Sur le plan juridique, presque rien ne change immédiatement. Plateformes, émetteurs et développeurs restent soumis aux lois existantes et aux interprétations des agences. Le report maintient toutefois le coût de l’incertitude. Une entreprise voulant lancer un service aux États-Unis doit encore évaluer licences, classification des actifs et risque de poursuite sans parcours fédéral unique.

Les investisseurs doivent séparer le signal politique des effets fondamentaux. Le CLARITY Act reporté peut influencer les attentes concernant les sociétés exposées au marché américain, mais il ne change pas le fonctionnement de Bitcoin ou Ethereum et ne rend pas soudainement les actifs illégaux. Il peut néanmoins ralentir investissements, cotations et produits exigeant davantage de visibilité réglementaire.

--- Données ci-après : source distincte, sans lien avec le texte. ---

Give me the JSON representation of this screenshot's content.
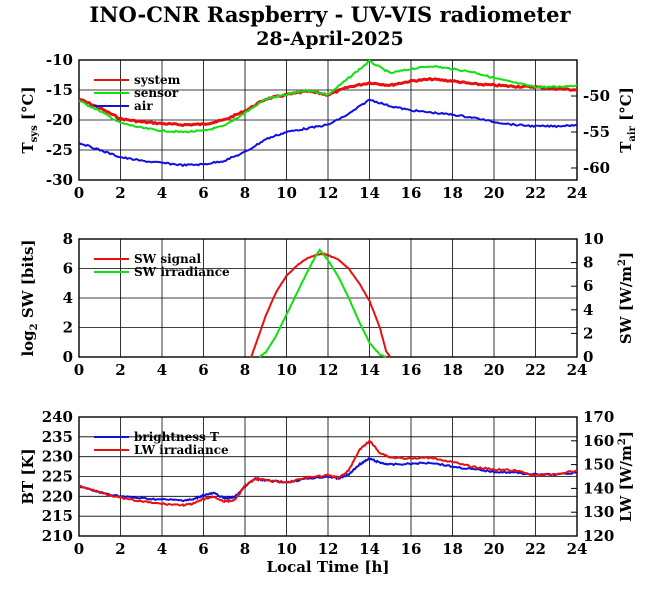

Les prochaines étapes à surveiller

Trois confirmations seront nécessaires : la publication d’un texte commun, l’inscription effective du vote de procédure et l’existence d’une coalition capable d’atteindre 60 voix. Il faudra ensuite vérifier quelles modifications exigent un nouveau passage à la Chambre. Des déclarations générales de soutien ne remplacent pas une procédure législative achevée.

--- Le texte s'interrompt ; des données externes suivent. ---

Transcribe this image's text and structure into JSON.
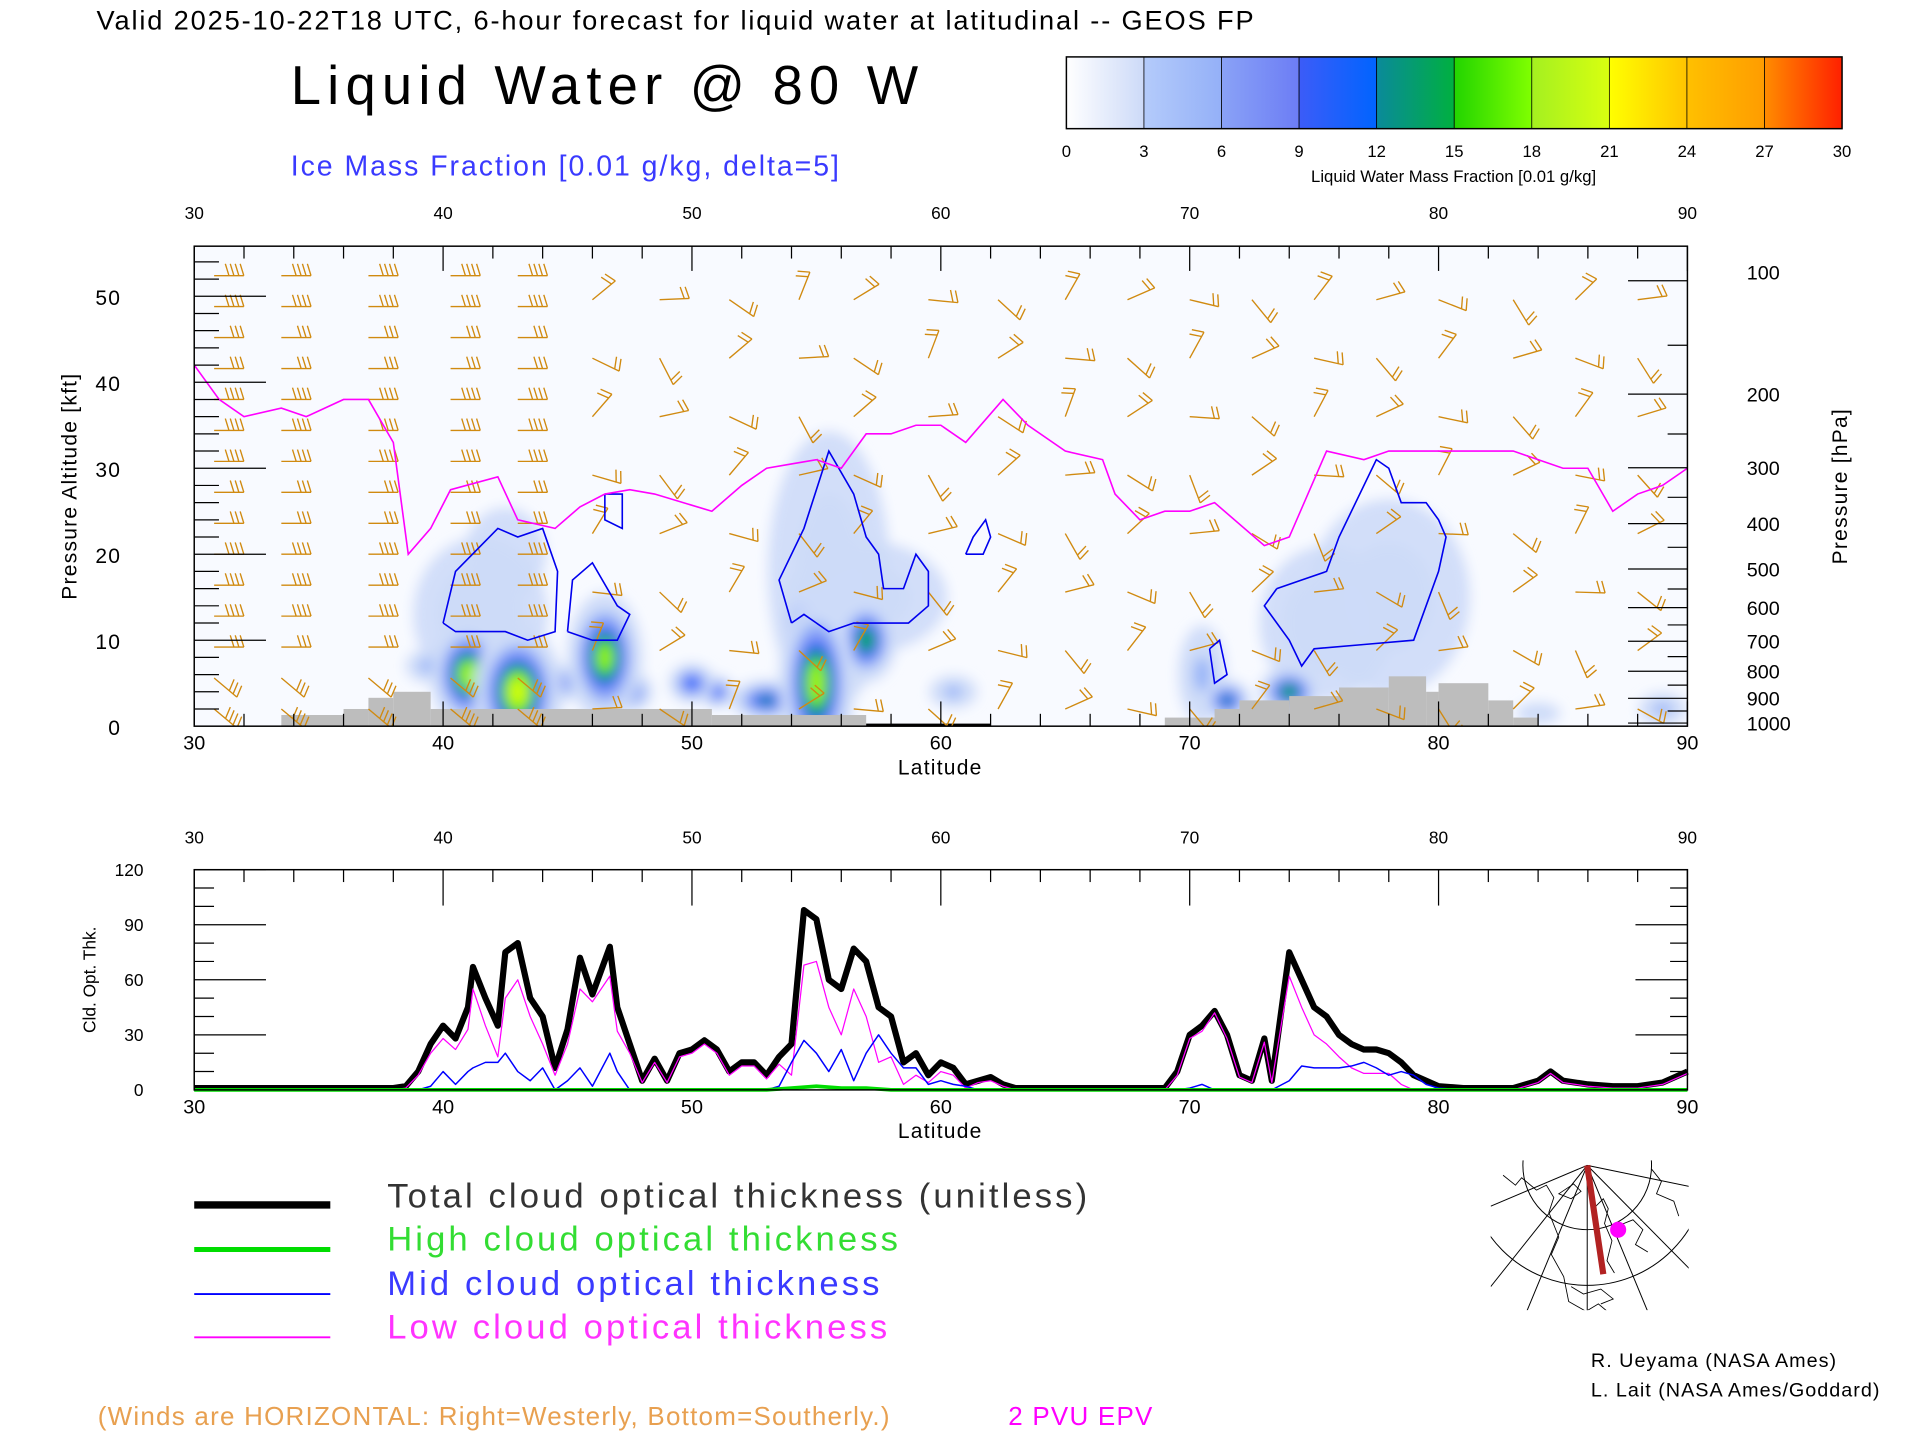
{
  "header": {
    "title": "Valid 2025-10-22T18 UTC, 6-hour forecast for liquid water at latitudinal -- GEOS FP",
    "main_title": "Liquid Water @ 80 W",
    "ice_label": "Ice Mass Fraction [0.01 g/kg, delta=5]"
  },
  "colorbar": {
    "ticks": [
      "0",
      "3",
      "6",
      "9",
      "12",
      "15",
      "18",
      "21",
      "24",
      "27",
      "30"
    ],
    "label": "Liquid Water Mass Fraction [0.01 g/kg]",
    "colors": [
      [
        "#ffffff",
        "#cddaf8"
      ],
      [
        "#b4cbfa",
        "#94b0f8"
      ],
      [
        "#8aa2f6",
        "#6c7df5"
      ],
      [
        "#3c5cf8",
        "#0064ff"
      ],
      [
        "#0a8a9a",
        "#00b040"
      ],
      [
        "#22d400",
        "#80ff00"
      ],
      [
        "#a4f020",
        "#d8ff10"
      ],
      [
        "#ffff00",
        "#ffc400"
      ],
      [
        "#ffc000",
        "#ff9c00"
      ],
      [
        "#ff8c00",
        "#ff2000"
      ]
    ]
  },
  "legend": {
    "total": "Total cloud optical thickness (unitless)",
    "high": "High cloud optical thickness",
    "mid": "Mid cloud optical thickness",
    "low": "Low cloud optical thickness",
    "colors": {
      "total": "#000000",
      "high": "#00dd00",
      "mid": "#0000ff",
      "low": "#ff00ff"
    }
  },
  "footer": {
    "winds_note": "(Winds are HORIZONTAL: Right=Westerly, Bottom=Southerly.)",
    "pv_label": "2 PVU EPV",
    "credit1": "R. Ueyama (NASA Ames)",
    "credit2": "L. Lait (NASA Ames/Goddard)",
    "colors": {
      "winds": "#e0a040",
      "pv": "#ff00ff"
    }
  },
  "chart_data": [
    {
      "type": "heatmap",
      "title": "Liquid Water @ 80 W",
      "xlabel": "Latitude",
      "ylabel": "Pressure Altitude [kft]",
      "ylabel_right": "Pressure [hPa]",
      "xlim": [
        30,
        90
      ],
      "ylim": [
        0,
        56
      ],
      "x_ticks": [
        "30",
        "40",
        "50",
        "60",
        "70",
        "80",
        "90"
      ],
      "y_ticks": [
        "0",
        "10",
        "20",
        "30",
        "40",
        "50"
      ],
      "pressure_ticks": [
        "100",
        "200",
        "300",
        "400",
        "500",
        "600",
        "700",
        "800",
        "900",
        "1000"
      ],
      "liquid_water_cells": [
        [
          41,
          6,
          20,
          0.6,
          2.5
        ],
        [
          43,
          4,
          22,
          0.7,
          3
        ],
        [
          46.5,
          8,
          19,
          0.6,
          3
        ],
        [
          47.5,
          4,
          12,
          0.4,
          1
        ],
        [
          44.5,
          5,
          10,
          0.6,
          1
        ],
        [
          39.5,
          7,
          6,
          0.5,
          1
        ],
        [
          41.5,
          13,
          4,
          1.5,
          5
        ],
        [
          42.5,
          20,
          2,
          1.2,
          4
        ],
        [
          54.5,
          11,
          16,
          0.4,
          2
        ],
        [
          55,
          5,
          20,
          0.6,
          4
        ],
        [
          57,
          10,
          16,
          0.5,
          2
        ],
        [
          53,
          3,
          14,
          0.6,
          1
        ],
        [
          51,
          4,
          12,
          0.3,
          0.8
        ],
        [
          50,
          5,
          12,
          0.4,
          1
        ],
        [
          55.5,
          18,
          3,
          1.5,
          10
        ],
        [
          57,
          15,
          3,
          2,
          4
        ],
        [
          60.5,
          4,
          5,
          0.5,
          1
        ],
        [
          71.5,
          3,
          14,
          0.4,
          1
        ],
        [
          74,
          4,
          16,
          0.5,
          1.2
        ],
        [
          75.5,
          12,
          4,
          1.5,
          5
        ],
        [
          78,
          15,
          3,
          2,
          7
        ],
        [
          70.5,
          6,
          5,
          0.5,
          3
        ],
        [
          84,
          1.5,
          4,
          0.5,
          0.7
        ],
        [
          89,
          2,
          5,
          0.5,
          1
        ]
      ],
      "ice_contours": [
        [
          [
            40,
            12
          ],
          [
            40.5,
            18
          ],
          [
            42.2,
            23
          ],
          [
            43,
            22
          ],
          [
            44,
            23
          ],
          [
            44.6,
            18
          ],
          [
            44.5,
            11
          ],
          [
            43.4,
            10
          ],
          [
            42.5,
            11
          ],
          [
            41.4,
            11
          ],
          [
            40.5,
            11
          ],
          [
            40,
            12
          ]
        ],
        [
          [
            45,
            11
          ],
          [
            45.2,
            17
          ],
          [
            46,
            19
          ],
          [
            47,
            14
          ],
          [
            47.5,
            13
          ],
          [
            47,
            10
          ],
          [
            46,
            10
          ],
          [
            45,
            11
          ]
        ],
        [
          [
            46.5,
            27
          ],
          [
            47.2,
            27
          ],
          [
            47.2,
            23
          ],
          [
            46.5,
            24
          ],
          [
            46.5,
            27
          ]
        ],
        [
          [
            54,
            12
          ],
          [
            53.5,
            17
          ],
          [
            54.5,
            23
          ],
          [
            55.5,
            32
          ],
          [
            56.5,
            27
          ],
          [
            57,
            22
          ],
          [
            57.5,
            20
          ],
          [
            57.7,
            16
          ],
          [
            58.5,
            16
          ],
          [
            59,
            20
          ],
          [
            59.5,
            18
          ],
          [
            59.5,
            14
          ],
          [
            58.7,
            12
          ],
          [
            56.5,
            12
          ],
          [
            55.5,
            11
          ],
          [
            55,
            12
          ],
          [
            54.5,
            13
          ],
          [
            54,
            12
          ]
        ],
        [
          [
            61,
            20
          ],
          [
            61.3,
            22
          ],
          [
            61.8,
            24
          ],
          [
            62,
            22
          ],
          [
            61.7,
            20
          ],
          [
            61,
            20
          ]
        ],
        [
          [
            73.5,
            16
          ],
          [
            74.5,
            17
          ],
          [
            75.5,
            18
          ],
          [
            76,
            22
          ],
          [
            77.5,
            31
          ],
          [
            78,
            30
          ],
          [
            78.5,
            26
          ],
          [
            79.5,
            26
          ],
          [
            80,
            24
          ],
          [
            80.3,
            22
          ],
          [
            80,
            18
          ],
          [
            79,
            10
          ],
          [
            77,
            9.5
          ],
          [
            75,
            9
          ],
          [
            74.5,
            7
          ],
          [
            74,
            10
          ],
          [
            73,
            14
          ],
          [
            73.5,
            16
          ]
        ],
        [
          [
            70.8,
            9
          ],
          [
            71.2,
            10
          ],
          [
            71.5,
            6
          ],
          [
            71,
            5
          ],
          [
            70.8,
            9
          ]
        ]
      ],
      "pv_2pvu_line": [
        [
          30,
          42
        ],
        [
          31,
          38
        ],
        [
          32,
          36
        ],
        [
          33.5,
          37
        ],
        [
          34.5,
          36
        ],
        [
          36,
          38
        ],
        [
          37,
          38
        ],
        [
          38,
          33
        ],
        [
          38.6,
          20
        ],
        [
          39.5,
          23
        ],
        [
          40.3,
          27.5
        ],
        [
          42.2,
          29
        ],
        [
          43,
          24
        ],
        [
          44.5,
          23
        ],
        [
          45.5,
          25.5
        ],
        [
          46.5,
          27
        ],
        [
          47.5,
          27.5
        ],
        [
          48.5,
          27
        ],
        [
          50.8,
          25
        ],
        [
          52,
          28
        ],
        [
          53,
          30
        ],
        [
          54,
          30.5
        ],
        [
          55,
          31
        ],
        [
          56,
          30
        ],
        [
          57,
          34
        ],
        [
          58,
          34
        ],
        [
          59,
          35
        ],
        [
          60,
          35
        ],
        [
          61,
          33
        ],
        [
          62.5,
          38
        ],
        [
          63.5,
          35
        ],
        [
          65,
          32
        ],
        [
          66.5,
          31
        ],
        [
          67,
          27
        ],
        [
          68,
          24
        ],
        [
          69,
          25
        ],
        [
          70,
          25
        ],
        [
          71,
          26
        ],
        [
          73,
          21
        ],
        [
          74,
          22
        ],
        [
          75.5,
          32
        ],
        [
          77,
          31
        ],
        [
          78,
          32
        ],
        [
          80,
          32
        ],
        [
          81,
          32
        ],
        [
          83,
          32
        ],
        [
          85,
          30
        ],
        [
          86,
          30
        ],
        [
          87,
          25
        ],
        [
          88,
          27
        ],
        [
          89,
          28
        ],
        [
          90,
          30
        ]
      ],
      "terrain_steps_kft": [
        [
          33.5,
          36,
          1.3
        ],
        [
          36,
          37,
          2
        ],
        [
          37,
          38,
          3.3
        ],
        [
          38,
          39.5,
          4
        ],
        [
          39.5,
          50.8,
          2
        ],
        [
          50.8,
          57,
          1.3
        ],
        [
          57,
          62,
          0.2
        ],
        [
          69,
          71,
          1
        ],
        [
          71,
          72,
          2
        ],
        [
          72,
          74,
          3
        ],
        [
          74,
          76,
          3.5
        ],
        [
          76,
          78,
          4.5
        ],
        [
          78,
          79.5,
          5.8
        ],
        [
          79.5,
          80,
          4
        ],
        [
          80,
          82,
          5
        ],
        [
          82,
          83,
          3
        ],
        [
          83,
          84,
          1
        ]
      ]
    },
    {
      "type": "line",
      "xlabel": "Latitude",
      "ylabel": "Cld. Opt. Thk.",
      "xlim": [
        30,
        90
      ],
      "ylim": [
        0,
        120
      ],
      "x_ticks": [
        "30",
        "40",
        "50",
        "60",
        "70",
        "80",
        "90"
      ],
      "y_ticks": [
        "0",
        "30",
        "60",
        "90",
        "120"
      ],
      "x": [
        30,
        38,
        38.5,
        39,
        39.5,
        40,
        40.5,
        41,
        41.2,
        41.7,
        42.2,
        42.5,
        43,
        43.5,
        44,
        44.5,
        45,
        45.5,
        46,
        46.7,
        47,
        47.5,
        48,
        48.5,
        49,
        49.5,
        50,
        50.5,
        51,
        51.5,
        52,
        52.5,
        53,
        53.5,
        54,
        54.5,
        55,
        55.5,
        56,
        56.5,
        57,
        57.5,
        58,
        58.5,
        59,
        59.5,
        60,
        60.5,
        61,
        61.5,
        62,
        62.5,
        63,
        69,
        69.5,
        70,
        70.5,
        71,
        71.5,
        72,
        72.5,
        73,
        73.3,
        74,
        74.5,
        75,
        75.5,
        76,
        76.5,
        77,
        77.5,
        78,
        78.5,
        79,
        79.5,
        80,
        81,
        83,
        84,
        84.5,
        85,
        86,
        87,
        88,
        89,
        90
      ],
      "series": [
        {
          "name": "Total cloud optical thickness",
          "values": [
            1,
            1,
            2,
            10,
            25,
            35,
            28,
            45,
            67,
            50,
            35,
            75,
            80,
            50,
            40,
            12,
            33,
            72,
            52,
            78,
            45,
            25,
            5,
            17,
            5,
            20,
            22,
            27,
            22,
            10,
            15,
            15,
            8,
            18,
            25,
            98,
            93,
            60,
            55,
            77,
            70,
            45,
            40,
            15,
            20,
            8,
            15,
            12,
            3,
            5,
            7,
            3,
            1,
            1,
            10,
            30,
            35,
            43,
            30,
            8,
            5,
            28,
            5,
            75,
            60,
            45,
            40,
            30,
            25,
            22,
            22,
            20,
            15,
            8,
            5,
            2,
            1,
            1,
            5,
            10,
            5,
            3,
            2,
            2,
            4,
            10
          ]
        },
        {
          "name": "Low cloud optical thickness",
          "values": [
            0,
            0,
            1,
            8,
            20,
            28,
            22,
            33,
            55,
            35,
            18,
            50,
            60,
            40,
            25,
            8,
            25,
            55,
            48,
            62,
            32,
            20,
            4,
            15,
            4,
            18,
            20,
            25,
            20,
            8,
            13,
            13,
            6,
            14,
            8,
            68,
            70,
            45,
            30,
            55,
            40,
            15,
            18,
            3,
            8,
            4,
            10,
            8,
            1,
            4,
            5,
            2,
            0,
            0,
            8,
            28,
            32,
            42,
            28,
            7,
            4,
            26,
            4,
            62,
            45,
            30,
            25,
            18,
            12,
            9,
            9,
            9,
            3,
            0,
            0,
            0,
            0,
            0,
            4,
            9,
            4,
            2,
            1,
            1,
            3,
            9
          ]
        },
        {
          "name": "Mid cloud optical thickness",
          "values": [
            0,
            0,
            0,
            0,
            2,
            10,
            3,
            10,
            12,
            15,
            15,
            20,
            10,
            5,
            12,
            0,
            5,
            12,
            2,
            20,
            10,
            0,
            0,
            0,
            0,
            0,
            0,
            0,
            0,
            0,
            0,
            0,
            0,
            2,
            15,
            27,
            20,
            10,
            22,
            5,
            20,
            30,
            20,
            12,
            12,
            3,
            5,
            3,
            2,
            0,
            0,
            0,
            0,
            0,
            0,
            1,
            3,
            0,
            0,
            0,
            0,
            0,
            0,
            5,
            13,
            12,
            12,
            12,
            13,
            15,
            12,
            8,
            10,
            8,
            3,
            1,
            0,
            0,
            0,
            0,
            0,
            0,
            0,
            0,
            0,
            0
          ]
        },
        {
          "name": "High cloud optical thickness",
          "x": [
            30,
            53,
            54,
            55,
            56,
            57,
            58,
            90
          ],
          "values": [
            0,
            0,
            1,
            2,
            1,
            1,
            0,
            0
          ]
        }
      ]
    }
  ]
}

Le report montre aussi que l’accès financier et la législation de marché avancent sur des voies différentes. Des évolutions comme l’accès d’acteurs crypto aux infrastructures de paiement peuvent continuer pendant que la loi globale reste bloquée. Le secteur arrivera donc en septembre avec des progrès fragmentés, sans le cadre unifié promis.

En résumé : l’adoption reste possible, mais son coût politique et temporel augmente. Le marché doit suivre les textes, les votes et les échéances réelles plutôt que considérer chaque déclaration comme une approbation imminente.

Sources : Axios, 8 août 2026; Axios, 6 août 2026; Congress.gov, H.R. 3633.